Não se trata de coisas opostas, como hoje geralmente se pensa. Não são nenhumas contradições,
nenhumas contradições insolúveis. Porque nós hoje, sobretudo nos nossos círculos instruídos,
pensamos demasiado pouco organicamente e sentimos sempre a aflição: quando se cultiva, de um
modo especial, a Aliança com a Mãe de Deus, pensa-se que isso não deveria acontecer, sem que,
por esse motivo, a Aliança de Amor com Cristo e com o Deus Trino, com o Pai, passe para o
segundo plano. Dá-se o inverso! Quanto mais sólida, mais profunda a Aliança de Amor com a Mãe
de Deus, tanto mais segura, tanto mais vigorosa a Aliança de Amor com Cristo e com Deus Pai!
Portanto, o Pai quer que a Mãe de Deus nos conduza a Ele, que a Aliança de Amor com a querida
Mãe de Deus se manifeste de um modo especial como Aliança de Amor com o Pai.
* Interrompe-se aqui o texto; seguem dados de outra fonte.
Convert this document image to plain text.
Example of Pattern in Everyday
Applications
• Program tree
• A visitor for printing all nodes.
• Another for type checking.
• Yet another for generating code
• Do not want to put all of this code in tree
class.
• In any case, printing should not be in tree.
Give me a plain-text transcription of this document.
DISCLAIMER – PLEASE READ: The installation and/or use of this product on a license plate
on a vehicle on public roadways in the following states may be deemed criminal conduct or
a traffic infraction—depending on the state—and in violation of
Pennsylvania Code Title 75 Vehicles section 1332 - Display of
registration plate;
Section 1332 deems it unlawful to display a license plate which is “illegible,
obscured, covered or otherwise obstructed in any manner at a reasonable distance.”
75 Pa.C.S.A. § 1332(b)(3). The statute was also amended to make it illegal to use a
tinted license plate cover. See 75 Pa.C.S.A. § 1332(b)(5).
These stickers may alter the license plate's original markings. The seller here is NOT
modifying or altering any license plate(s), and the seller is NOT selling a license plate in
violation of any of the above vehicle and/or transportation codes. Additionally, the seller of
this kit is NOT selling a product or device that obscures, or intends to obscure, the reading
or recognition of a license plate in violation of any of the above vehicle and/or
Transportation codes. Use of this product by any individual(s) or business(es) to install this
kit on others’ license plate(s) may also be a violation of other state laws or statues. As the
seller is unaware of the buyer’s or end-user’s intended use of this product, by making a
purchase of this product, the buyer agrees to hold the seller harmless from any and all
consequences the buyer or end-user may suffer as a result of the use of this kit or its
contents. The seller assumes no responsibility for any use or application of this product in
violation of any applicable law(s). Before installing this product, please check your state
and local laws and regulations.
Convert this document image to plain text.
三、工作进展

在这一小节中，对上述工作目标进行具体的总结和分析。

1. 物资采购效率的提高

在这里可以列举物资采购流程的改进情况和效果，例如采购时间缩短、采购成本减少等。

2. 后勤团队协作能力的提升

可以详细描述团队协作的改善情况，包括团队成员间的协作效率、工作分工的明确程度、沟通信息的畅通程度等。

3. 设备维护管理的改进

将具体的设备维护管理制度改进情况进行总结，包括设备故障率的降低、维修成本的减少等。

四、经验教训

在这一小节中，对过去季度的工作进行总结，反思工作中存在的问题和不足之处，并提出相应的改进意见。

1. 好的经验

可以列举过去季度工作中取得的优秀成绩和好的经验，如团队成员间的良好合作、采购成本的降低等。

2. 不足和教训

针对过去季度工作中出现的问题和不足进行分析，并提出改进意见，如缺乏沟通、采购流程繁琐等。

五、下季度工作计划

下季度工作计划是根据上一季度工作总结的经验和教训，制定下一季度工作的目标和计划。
Depois, em segundo lugar: Nós mesmos temos o anseio disso. Porquê? Ah, quando de repente
pensamos: a humanidade actual encontra-se numa extraordinária fuga de Deus. Vocês já
arriscaram uma vez a palavra: O homem de hoje, a humanidade é uma sociedade assassina de
Deus. E o próprio Deus? Ele retira-se sempre de novo, cada vez mais e mais; ora isto está a tornarse incompreensível, pois permite tanta cruz e sofrimento. Por isso, quando a imagem de Deus já
não brilha como imagem de Pai, nós temos a ânsia de consolidar de novo em nós a imagem de
Deus. Mais precisamente ainda, na preparação que vocês têm na mão, estão os pensamentos tão
belamente interpretados, que não preciso de os repetir. De facto vocês compreendem, nós
precisamos agora não só simplesmente duma imagem de Deus, que solidamente apreendemos,
não só da imagem do justo querido Deus Pai, mas também da imagem de Pai, do Pai
misericordioso!
Devemos reparar bem nisto: todos nós, sobretudo os mais velhos dentre nós, por quanto
sofrimento não passámos já na nossa vida! E, muitas vezes, quão débeis somos nós fisicamente,
moralmente, religiosamente! Se agora não tivermos diante dos olhos a imagem de Deus Pai como
imagem do Pai misericordioso e, como podemos ler aqui no texto, não virmos também de novo
transformada a imagem do débil, miserável e miserando filho do Pai então, com o tempo, todos
nos chegaremos a ser fugitivos de Deus, porque não podemos mais domar a vida. Portanto, não só
o Pai quer que a Aliança de Amor com a Mãe de Deus conflua na Aliança de Amor com o Pai, mas
também nós por isso ansiamos.
Em terceiro lugar, a Família precisa disto. Por favor não esqueçam: a Família, como todo, não nos
dá apoio nenhum na actual situação, então ela não tem em si muito sentido, então ela é uma
79
grande brincadeira, como hoje tantas comunidades são. Em suma, hoje precisamos de apoio;
apoio em três pontos determinantes, que são processos de vida:
Apoio
numa
comunidade
religiosa
verdadeiramente
saudável.
A
uma
comunidade
verdadeiramente saudável pertence hoje, dado que o mundo se encontra em fuga de Deus, o
incessante gravitar em torno do pai.
Nós devemos procurar apoio num conhecimento claro. De tudo o que antes ouvimos, de todas as
oferendas que foram feitas percebemos como o conhecimento religioso, o conhecimento de
Schoenstatt, cresceu. No futuro, temos de voltar a ver e a dizer este testemunho; devemos, por
isso começar já de modo a que estejamos em condições de enfrentar aqueles que, no seu
pensamento mecanicista, não sabem como estes nexos religiosos, em pormenor, se manifestam.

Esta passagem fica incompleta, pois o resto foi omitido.